Come riconoscere una consulenza legale di qualità? Un parametro oggettivo che semplifica la scelta

Negli ultimi mesi, tra costi in crescita e tempi della giustizia sempre sotto pressione, cittadini e imprese si chiedono come riconoscere una consulenza legale davvero efficace. Chi? Professionisti e studi che operano in Italia. Cosa? Un criterio semplice e verificabile. Quando? Prima di affidare un incarico. Dove? In ogni ambito del diritto civile e della gestione dei conflitti. Perché? Per evitare scelte basate su impressioni e puntare su risultati concreti.
Perché serve un criterio oggettivo oggi
La domanda di tutela legale aumenta, ma anche l’offerta: siti, recensioni e preventivi lampo non bastano a distinguere il valore.
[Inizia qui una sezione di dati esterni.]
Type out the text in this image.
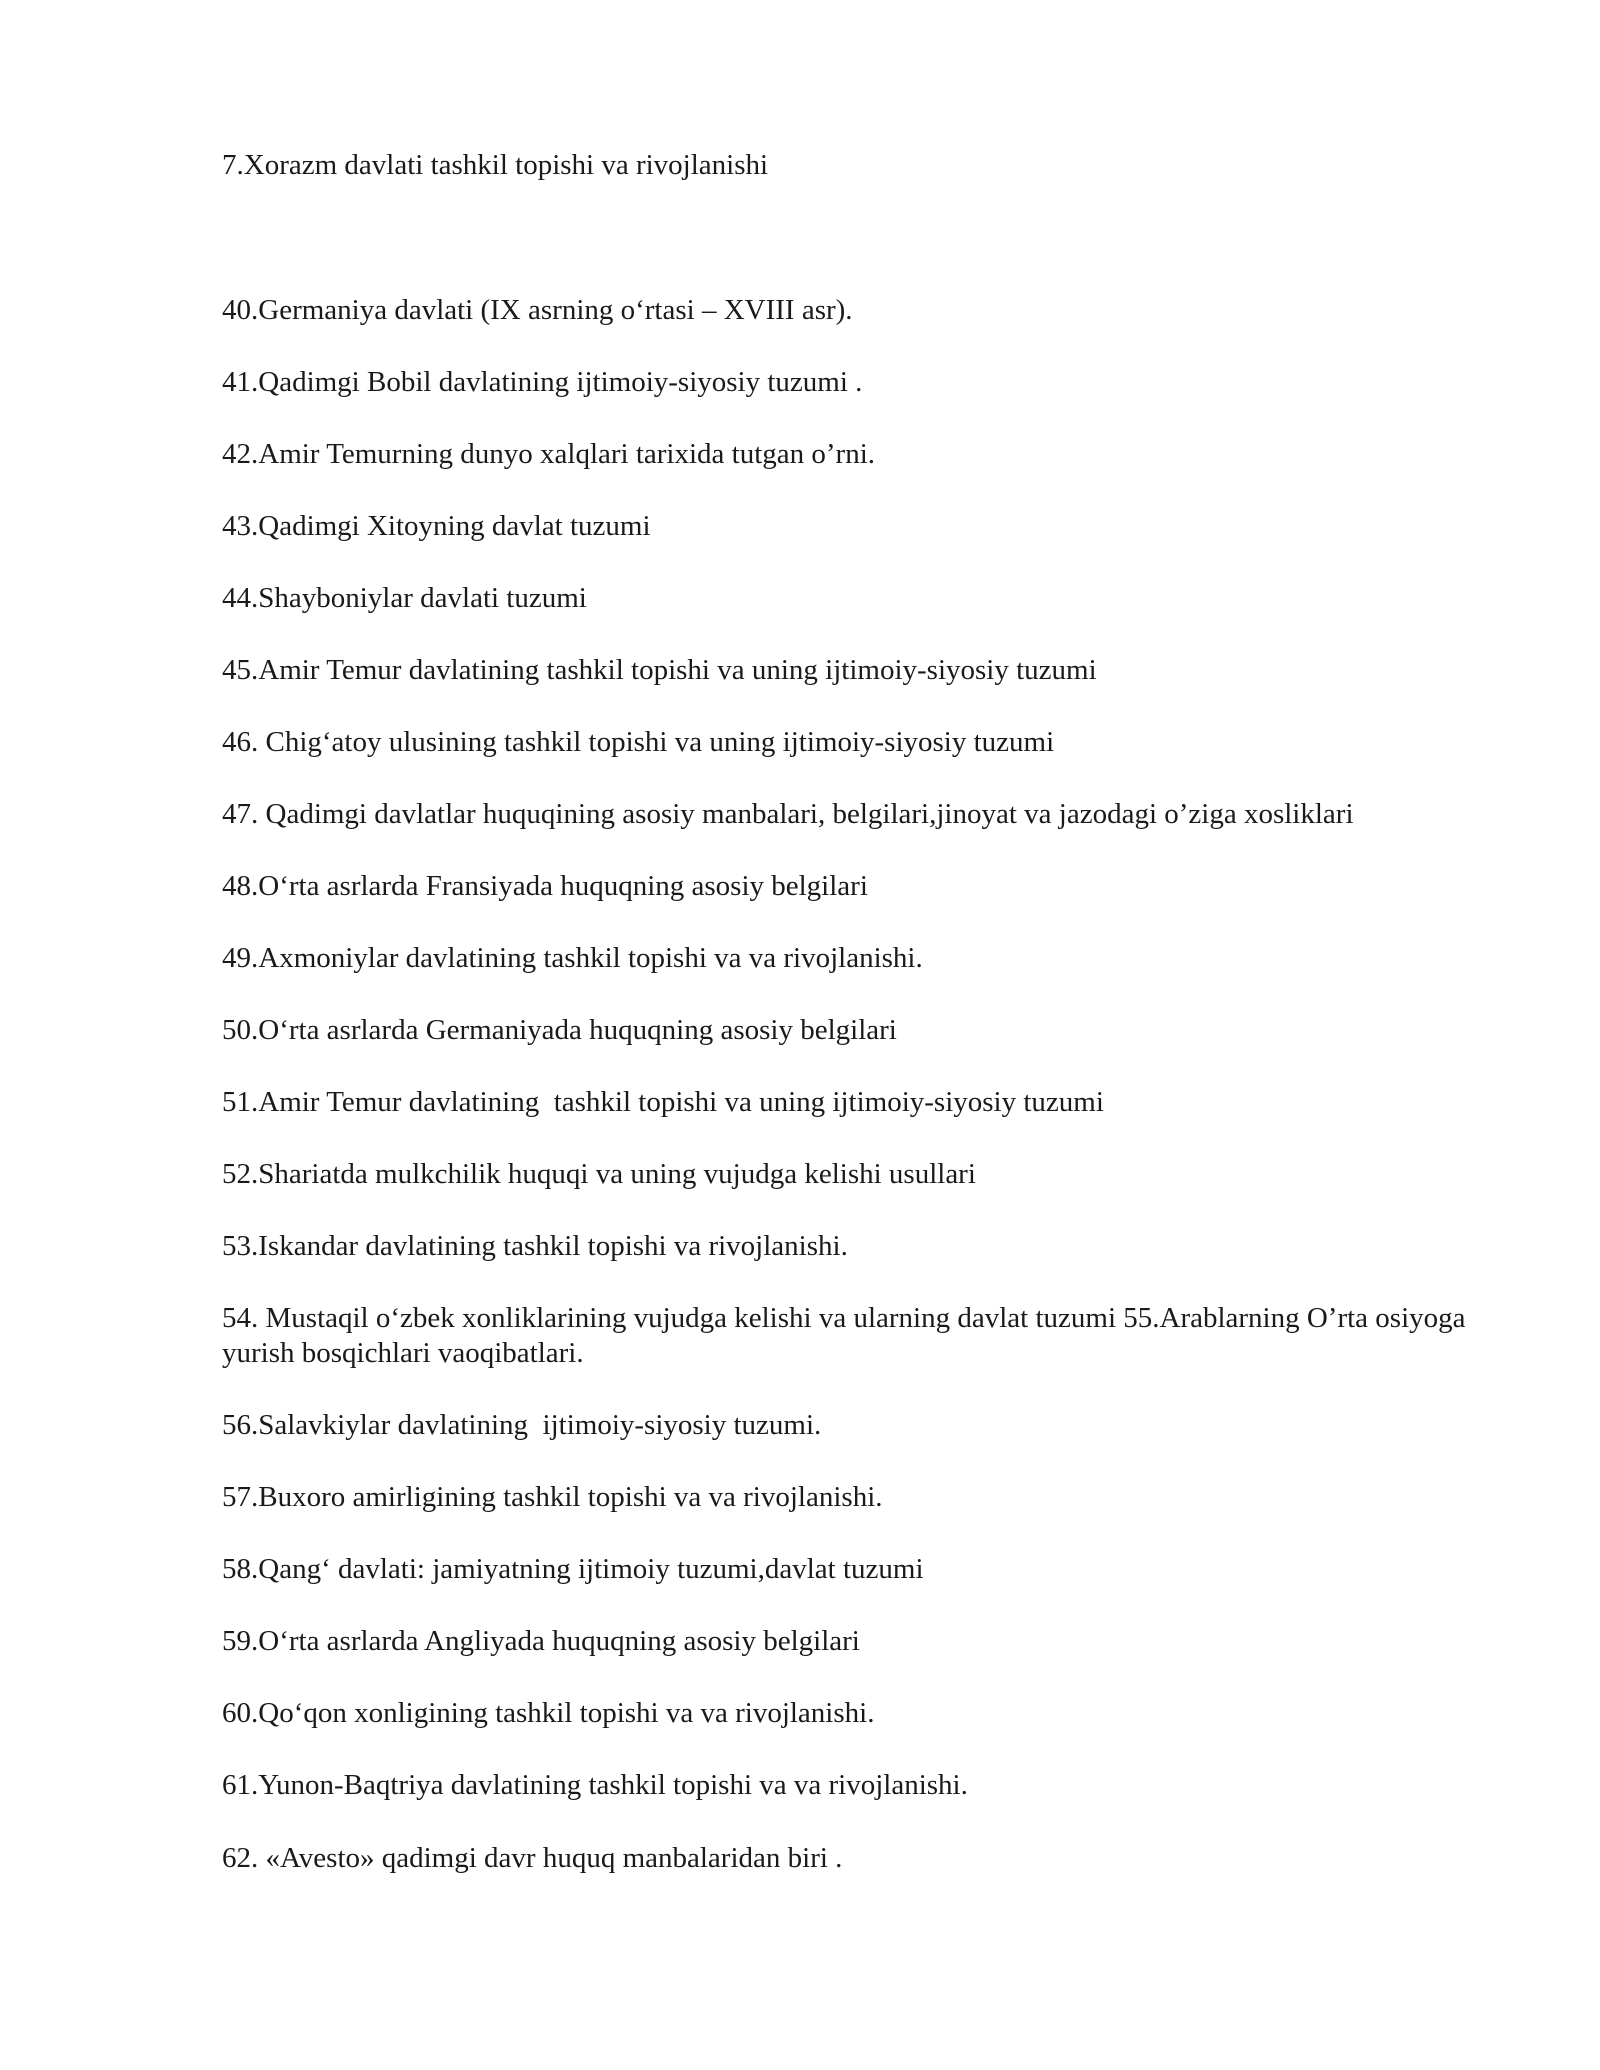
7.Xorazm davlati tashkil topishi va rivojlanishi

40.Germaniya davlati (IX asrning o‘rtasi – XVIII asr).

41.Qadimgi Bobil davlatining ijtimoiy-siyosiy tuzumi .

42.Amir Temurning dunyo xalqlari tarixida tutgan o’rni.

43.Qadimgi Xitoyning davlat tuzumi

44.Shayboniylar davlati tuzumi

45.Amir Temur davlatining tashkil topishi va uning ijtimoiy-siyosiy tuzumi

46. Chig‘atoy ulusining tashkil topishi va uning ijtimoiy-siyosiy tuzumi

47. Qadimgi davlatlar huquqining asosiy manbalari, belgilari,jinoyat va jazodagi o’ziga xosliklari

48.O‘rta asrlarda Fransiyada huquqning asosiy belgilari

49.Axmoniylar davlatining tashkil topishi va va rivojlanishi.

50.O‘rta asrlarda Germaniyada huquqning asosiy belgilari

51.Amir Temur davlatining  tashkil topishi va uning ijtimoiy-siyosiy tuzumi

52.Shariatda mulkchilik huquqi va uning vujudga kelishi usullari

53.Iskandar davlatining tashkil topishi va rivojlanishi.

54. Mustaqil o‘zbek xonliklarining vujudga kelishi va ularning davlat tuzumi 55.Arablarning O’rta osiyoga yurish bosqichlari vaoqibatlari.

56.Salavkiylar davlatining  ijtimoiy-siyosiy tuzumi.

57.Buxoro amirligining tashkil topishi va va rivojlanishi.

58.Qang‘ davlati: jamiyatning ijtimoiy tuzumi,davlat tuzumi

59.O‘rta asrlarda Angliyada huquqning asosiy belgilari

60.Qo‘qon xonligining tashkil topishi va va rivojlanishi.

61.Yunon-Baqtriya davlatining tashkil topishi va va rivojlanishi.

62. «Avesto» qadimgi davr huquq manbalaridan biri .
La qualità non è solo eloquenza in udienza o numero di sentenze citate. È capacità di risolvere il problema del cliente nel modo più rapido, sostenibile e prevedibile possibile. In un contesto in cui strumenti come la mediazione civile e la negoziazione assistita spostano l’ago della bilancia verso soluzioni rapide, serve un parametro che fotografi le performance reali.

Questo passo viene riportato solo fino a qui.